One of the guiding values in mediation and collaborative law is transparency. It comes with the territory when one is trying to establish trust with two different parties. Sometimes an issue may arise that one party may wish not to discuss in front of the other. If they both agree, separate meetings may take place. These meetings are called caucuses.
Caucuses can be useful in a variety of situations, but care should be taken not to overuse them. For example, I have seen cases where the husband and wife stayed in separate rooms with the mediator shuttling back and forth between them, all day. Watching the mediator run back and forth reminded me of the “telephone game” I played growing up.
The telephone game is played by lining up a group of players. Someone tells the first player a phrase, and their job is to whisper it to the next person, and them to the next person, etc. By the time the last person repeats the phrase they heard, it is usually significantly changed from the original.

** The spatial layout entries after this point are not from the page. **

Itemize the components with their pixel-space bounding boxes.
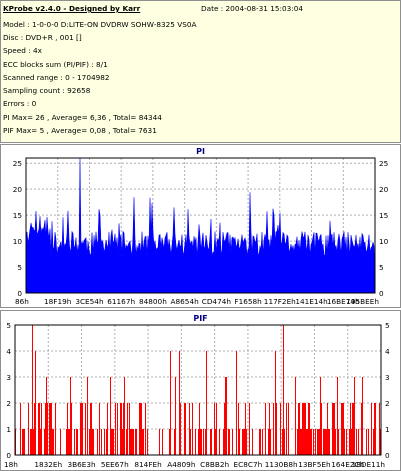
pif-chart: PIF 0 0 1 1 2 2 3 3 4 4 5 5 18h 1832Eh 3B6E3h 5EE67h 814F… — [0, 310, 401, 471]
model-line: Model : 1-0-0-0 D:LITE-ON DVDRW SOHW-832… — [3, 20, 197, 29]
x-tick-label: 18F19h — [44, 297, 71, 306]
y-tick-label-left: 2 — [6, 399, 11, 408]
x-tick-label: 1130B8h — [265, 460, 298, 469]
y-tick-label-left: 25 — [13, 159, 22, 168]
y-tick-label-right: 3 — [385, 373, 390, 382]
y-tick-label-right: 25 — [379, 159, 388, 168]
x-tick-label: 84800h — [139, 297, 167, 306]
ecc-line: ECC blocks sum (PI/PIF) : 8/1 — [3, 60, 108, 69]
pi-stats-line: PI Max= 26 , Average= 6,36 , Total= 8434… — [3, 113, 162, 122]
x-tick-label: 1832Eh — [34, 460, 62, 469]
y-tick-label-right: 1 — [385, 425, 390, 434]
y-tick-label-left: 3 — [6, 373, 11, 382]
sampling-line: Sampling count : 92658 — [3, 86, 91, 95]
y-tick-label-right: 4 — [385, 347, 390, 356]
y-tick-label-left: 0 — [17, 289, 22, 298]
y-tick-label-left: 15 — [13, 211, 22, 220]
y-tick-label-right: 15 — [379, 211, 388, 220]
info-panel: KProbe v2.4.0 - Designed by Karr Date : … — [0, 0, 401, 143]
x-tick-label: 195BEEh — [346, 297, 379, 306]
x-tick-label: 61167h — [107, 297, 135, 306]
y-tick-label-left: 1 — [6, 425, 11, 434]
scan-date: Date : 2004-08-31 15:03:04 — [201, 4, 304, 13]
x-tick-label: 86h — [15, 297, 29, 306]
x-tick-label: C8BB2h — [200, 460, 229, 469]
pi-chart: PI 0 0 5 5 10 10 15 15 20 20 25 25 86h 18F19h 3CE54h 611… — [0, 144, 401, 308]
app-title: KProbe v2.4.0 - Designed by Karr — [3, 4, 141, 13]
y-tick-label-left: 5 — [17, 263, 22, 272]
chart-title: PI — [196, 147, 205, 156]
y-tick-label-right: 5 — [379, 263, 384, 272]
x-tick-label: 13BF5Eh — [298, 460, 330, 469]
errors-line: Errors : 0 — [3, 99, 37, 108]
x-tick-label: 5EE67h — [101, 460, 129, 469]
x-tick-label: EC8C7h — [234, 460, 263, 469]
x-tick-label: A4809h — [167, 460, 195, 469]
chart-title: PIF — [193, 314, 207, 323]
plot-border — [14, 324, 382, 456]
plot-border — [25, 157, 376, 294]
x-tick-label: 16BE74h — [327, 297, 360, 306]
x-tick-label: 3B6E3h — [67, 460, 95, 469]
y-tick-label-left: 0 — [6, 451, 11, 460]
x-tick-label: 3CE54h — [75, 297, 103, 306]
x-tick-label: 164E2Ch — [331, 460, 364, 469]
disc-line: Disc : DVD+R , 001 [] — [3, 33, 82, 42]
x-tick-label: 18h — [4, 460, 18, 469]
speed-line: Speed : 4x — [3, 46, 42, 55]
x-tick-label: 18DE11h — [352, 460, 385, 469]
y-tick-label-right: 10 — [379, 237, 389, 246]
x-tick-label: 117F2Eh — [264, 297, 296, 306]
pi-series — [25, 157, 376, 294]
y-tick-label-right: 20 — [379, 185, 389, 194]
y-tick-label-right: 2 — [385, 399, 390, 408]
y-tick-label-left: 5 — [6, 321, 11, 330]
y-tick-label-right: 0 — [385, 451, 390, 460]
x-tick-label: 814FEh — [134, 460, 161, 469]
y-tick-label-left: 20 — [13, 185, 23, 194]
pif-stats-line: PIF Max= 5 , Average= 0,08 , Total= 7631 — [3, 126, 157, 135]
x-tick-label: F1658h — [234, 297, 261, 306]
x-tick-label: CD474h — [202, 297, 231, 306]
y-tick-label-left: 10 — [13, 237, 23, 246]
x-tick-label: 141E14h — [295, 297, 327, 306]
range-line: Scanned range : 0 - 1704982 — [3, 73, 110, 82]
y-tick-label-right: 0 — [379, 289, 384, 298]
y-tick-label-left: 4 — [6, 347, 11, 356]
x-tick-label: A8654h — [171, 297, 199, 306]
y-tick-label-right: 5 — [385, 321, 390, 330]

If a mediator is going back and forth with offers or proposals, there is a danger that they might leave something out, interpret something incorrectly, or relay the wrong message.
People who prefer to meet at the same table usually overcome the uncomfortable feelings from being in the same room as their spouse. Once the guidelines of the meeting are laid out for them, they know they’ll get to raise their concerns and hear what the other party is saying — within the framework of alternative dispute resolution. If done properly, they can even understand where the other person is coming from.